The reader’s specific question will ultimately guide their computational choice and the acceptable trade-off between sensitivity and specificity. If their interest is in a small region with high biological presumption, a higher false positive rate might be tolerated in order to increase variants detection and juxtaposing several callers could be the method of choice. If they want to assess CNVs genome-wide, a higher predictive positive value would be required and the use of a regenotyping tool or the intersection of the calls would prove instrumental. In all cases, visual inspection of the calls, while imperfect, remains invaluable.
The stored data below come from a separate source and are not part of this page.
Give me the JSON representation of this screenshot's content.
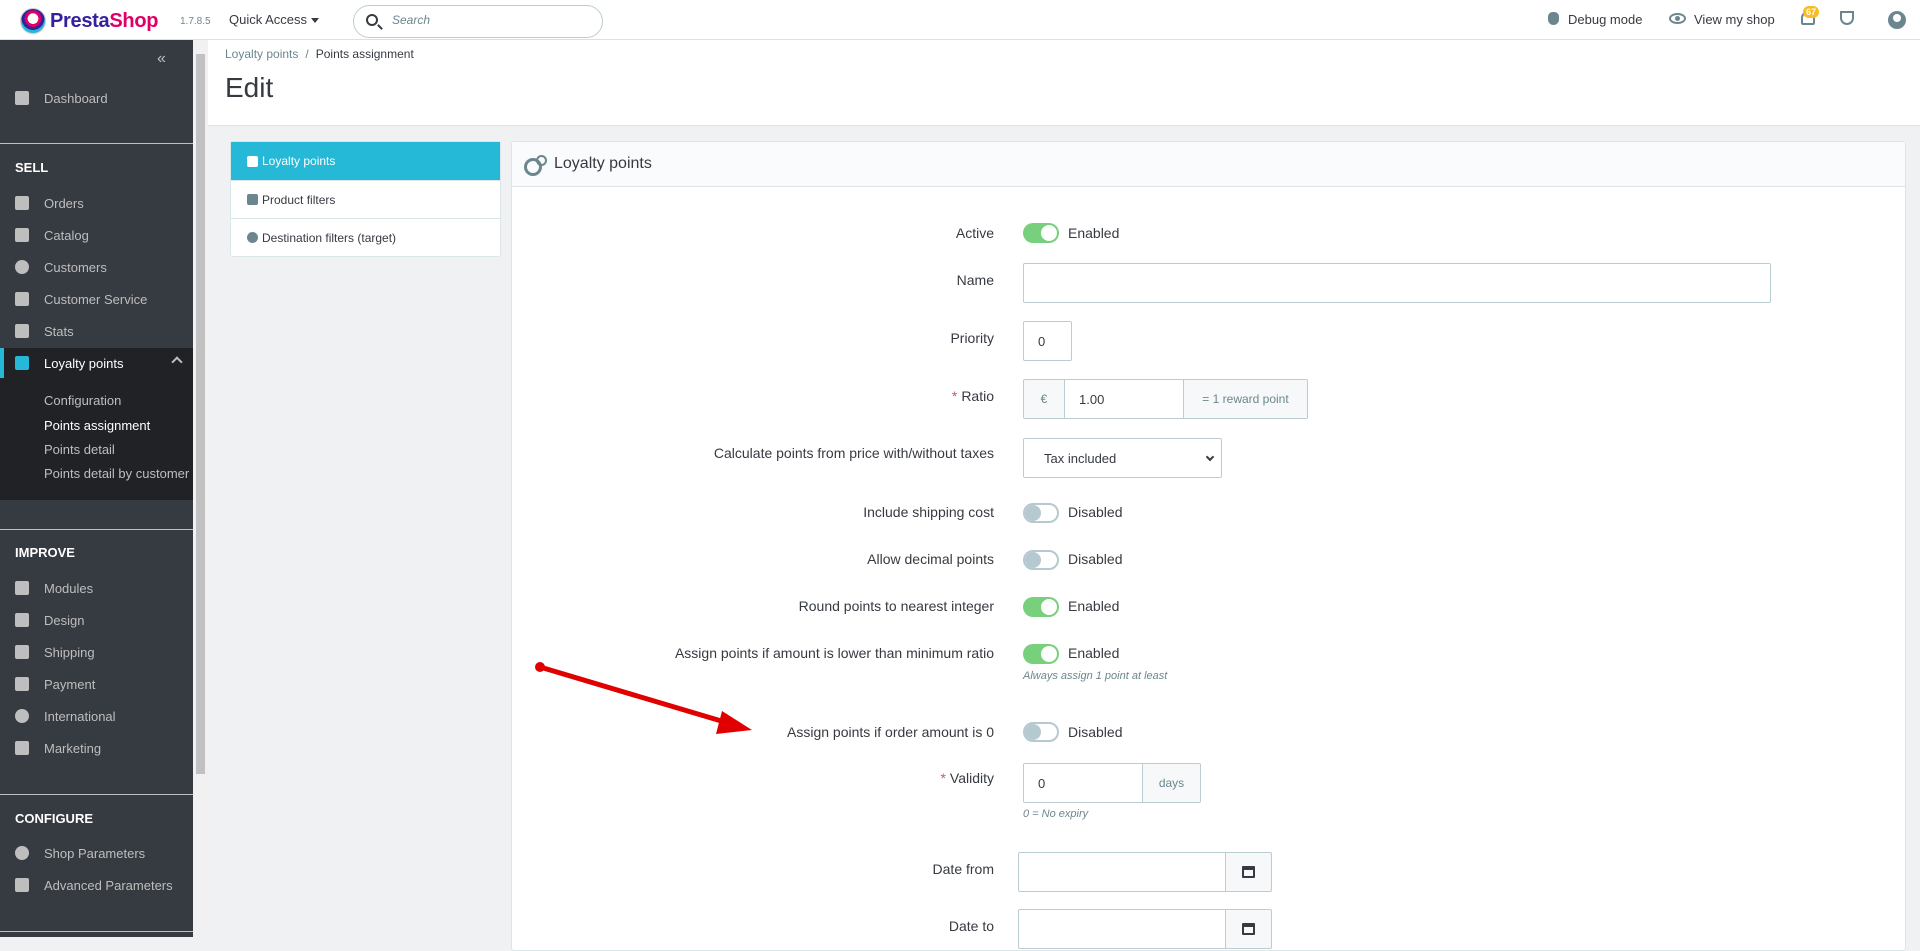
{
  "header": {
    "logo_text_1": "Presta",
    "logo_text_2": "Shop",
    "version": "1.7.8.5",
    "quick_access": "Quick Access",
    "search_placeholder": "Search",
    "debug_mode": "Debug mode",
    "view_shop": "View my shop",
    "notification_count": "67"
  },
  "sidebar": {
    "dashboard": "Dashboard",
    "sell_title": "SELL",
    "sell": [
      "Orders",
      "Catalog",
      "Customers",
      "Customer Service",
      "Stats",
      "Loyalty points"
    ],
    "loyalty_sub": [
      "Configuration",
      "Points assignment",
      "Points detail",
      "Points detail by customer"
    ],
    "improve_title": "IMPROVE",
    "improve": [
      "Modules",
      "Design",
      "Shipping",
      "Payment",
      "International",
      "Marketing"
    ],
    "configure_title": "CONFIGURE",
    "configure": [
      "Shop Parameters",
      "Advanced Parameters"
    ]
  },
  "breadcrumb": {
    "parent": "Loyalty points",
    "separator": "/",
    "current": "Points assignment"
  },
  "page_title": "Edit",
  "tabs": [
    "Loyalty points",
    "Product filters",
    "Destination filters (target)"
  ],
  "panel": {
    "title": "Loyalty points",
    "fields": {
      "active": {
        "label": "Active",
        "state": "Enabled"
      },
      "name": {
        "label": "Name",
        "value": ""
      },
      "priority": {
        "label": "Priority",
        "value": "0"
      },
      "ratio": {
        "label": "Ratio",
        "required": "*",
        "currency": "€",
        "value": "1.00",
        "suffix": "= 1 reward point"
      },
      "calc": {
        "label": "Calculate points from price with/without taxes",
        "value": "Tax included"
      },
      "shipping": {
        "label": "Include shipping cost",
        "state": "Disabled"
      },
      "decimal": {
        "label": "Allow decimal points",
        "state": "Disabled"
      },
      "round": {
        "label": "Round points to nearest integer",
        "state": "Enabled"
      },
      "lower": {
        "label": "Assign points if amount is lower than minimum ratio",
        "state": "Enabled",
        "help": "Always assign 1 point at least"
      },
      "zero": {
        "label": "Assign points if order amount is 0",
        "state": "Disabled"
      },
      "validity": {
        "label": "Validity",
        "required": "*",
        "value": "0",
        "suffix": "days",
        "help": "0 = No expiry"
      },
      "date_from": {
        "label": "Date from",
        "value": ""
      },
      "date_to": {
        "label": "Date to",
        "value": ""
      }
    }
  },
  "colors": {
    "accent": "#25b9d7",
    "switch_on": "#78d07d",
    "sidebar_bg": "#363a41",
    "arrow": "#e00000"
  }
}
Calling is just the first step of an analysis workflow, and the need for comprehensive databases and accurate tools for annotation is strong, as exemplified by the several hundreds of rare calls we obtained. We show that filtering with higher stringency on the frequency of gnomAD calls does not exert a big effect on the set size. GnomAD v3 includes a reference of 433,371 SVs called from 14,891 genomes [38], which is instrumental but way below the small variants counterpart of the database. While WGS algorithms do not rely on comparison to a control set, the use of cohort information allows interpretation, but also improves the specificity of the calling [25, 39, 40], by accounting for local imbalances of coverage linked to GC content, or ubiquitous paired-end signal anomalies in repetitive regions. Functional annotation of the genome is still a limiting factor in the calls’ interpretation, and the prioritization of clinically relevant CNVs will heavily rely on better understanding of the non-coding genome. The fact that we could not identify the causative variant in our initial cohort of 24 patients is illustrative of the need for powerful tools to interpret them.
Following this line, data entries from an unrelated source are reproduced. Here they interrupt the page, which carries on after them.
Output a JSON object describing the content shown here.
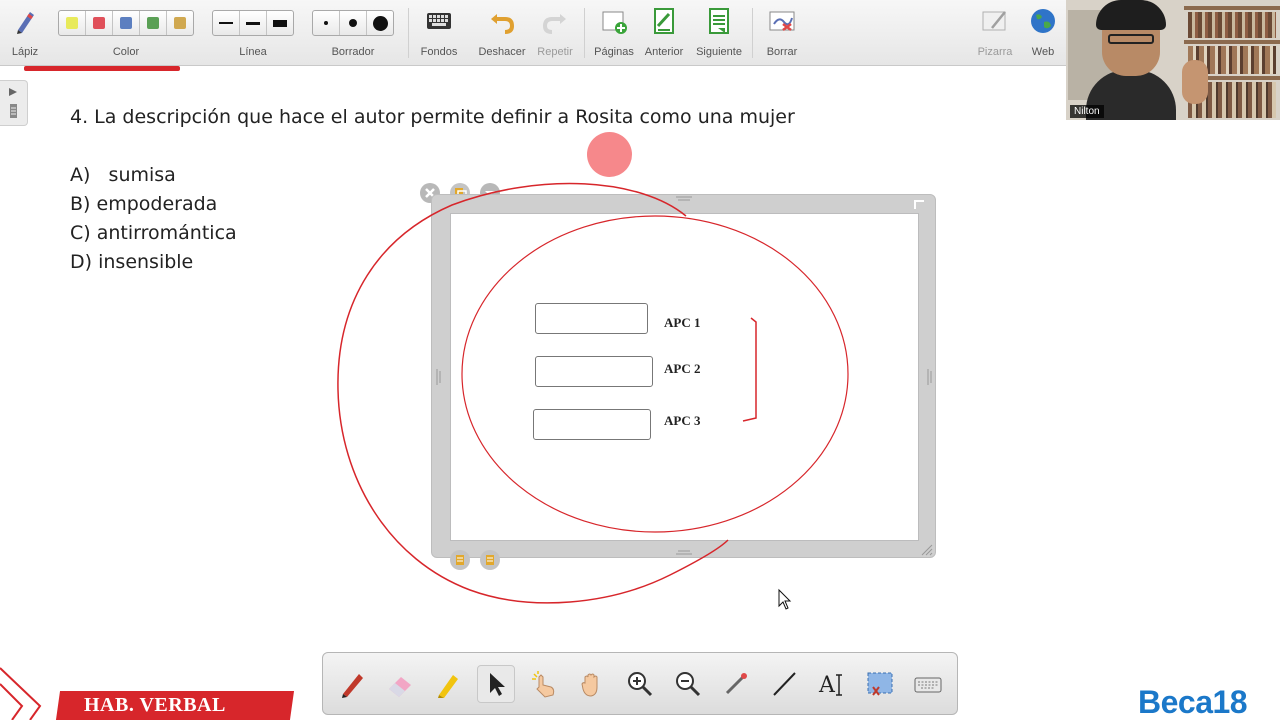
{
  "toolbar": {
    "pencil_label": "Lápiz",
    "color_label": "Color",
    "line_label": "Línea",
    "eraser_label": "Borrador",
    "backgrounds_label": "Fondos",
    "undo_label": "Deshacer",
    "redo_label": "Repetir",
    "pages_label": "Páginas",
    "previous_label": "Anterior",
    "next_label": "Siguiente",
    "clear_label": "Borrar",
    "board_label": "Pizarra",
    "web_label": "Web",
    "colors": [
      "#e8ea5a",
      "#e0505a",
      "#5c7fc0",
      "#5aa055",
      "#d0a850"
    ]
  },
  "webcam": {
    "name": "Nilton"
  },
  "slide": {
    "question": "4. La descripción que hace el autor permite definir a Rosita como una mujer",
    "options": [
      {
        "letter": "A)",
        "text": "sumisa"
      },
      {
        "letter": "B)",
        "text": "empoderada"
      },
      {
        "letter": "C)",
        "text": "antirromántica"
      },
      {
        "letter": "D)",
        "text": "insensible"
      }
    ]
  },
  "embed": {
    "labels": [
      "APC 1",
      "APC 2",
      "APC 3"
    ]
  },
  "footer": {
    "course": "HAB. VERBAL",
    "brand": "Beca18"
  },
  "colors": {
    "accent_red": "#d7262b",
    "brand_blue": "#1b78c9",
    "annotation_red": "#d7262b"
  }
}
Calling CNVs from WGS hence remains challenging but outperforms aCGH. It detects significantly more relevant CNVs, in aCGH target size range and regions. The sparsity of aCGH probes limits the breakpoint localization accuracy, which is a strong drawback since overlapping SVs are not always linked to the same phenotype [41]. Breakpoint localization is accurate to the nucleotide with paired-end based callers and hindered by bin size for coverage-based algorithms; the latter has an optimum between 30 and 100 bp for CNVnator [21]. WGS also localizes the gains insertion site, which is crucial for variant interpretation, as exemplified by our patient with a SHH-KDM4C neo-TAD [35], or a duplication in TENM3 explaining intellectual deficiency upon disruption of IQSEC2 sequence [13, 37]. Both cases were detected, but unexplained, by aCGH. Finally, while this work focused on CNVs, WGS allows detecting balanced SVs and more complex events.
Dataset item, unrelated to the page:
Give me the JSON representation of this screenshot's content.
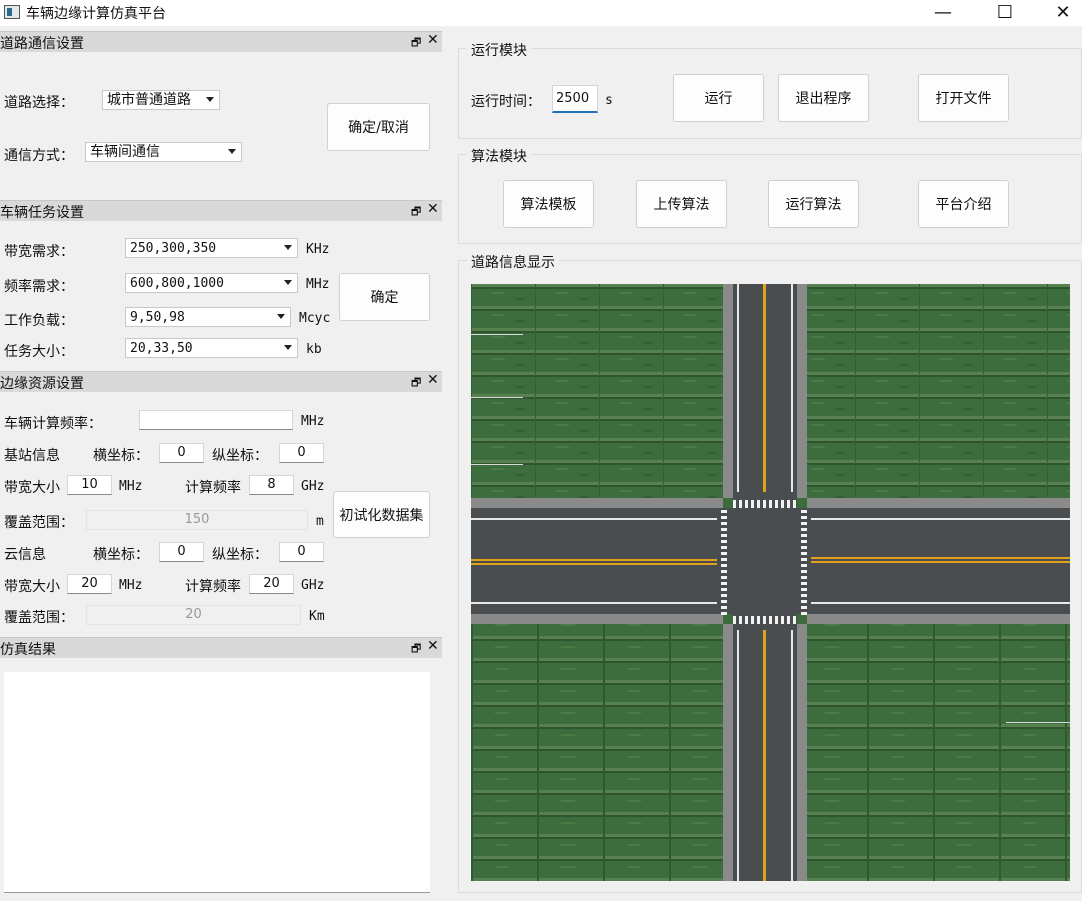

Just as aCGH, short-read sequencing has intrinsic limitations that can only be overcome by other sequencing or calling approaches. De novo assembly, locally or genome-wide, might allow removing some artifacts and detecting insertion of novel sequences [42], as shown in 150 Danish genomes [43]. Sequencing techniques allowing to span over short and long tandem repeats, such as long read sequencing or mate-pair sequencing, lead to the identification of numerous SVs including inversions, complex variants, and long tracks of repeats [44], but have high rates of false positive SNVs. Techniques gathering longer-range and/or haplotype-phased information such as 10x Genomics linked-reads [45], strand-specific sequencing [46], or HiC data [47], as well as combinations of multiple approaches [18] are efficient, but not yet applicable for a large number of patients in a reasonable monetary and time frame.

In conclusion, we show that WGS is a valid first-line option for CNV calling, as also suggested by other studies [2, 15]. We suggest combining tools relying on various signal types to increase CNV calling detection from short-read Illumina WGS, specifically regarding estimated predictive positive values. Annotation of the data is still limited but will be improved with more widespread use of WGS. Turn-around time and price are crucial criteria in the selection of a diagnosis method. Using multiple techniques increases both, hence we advocate that WGS, while not yet perfect, should be considered.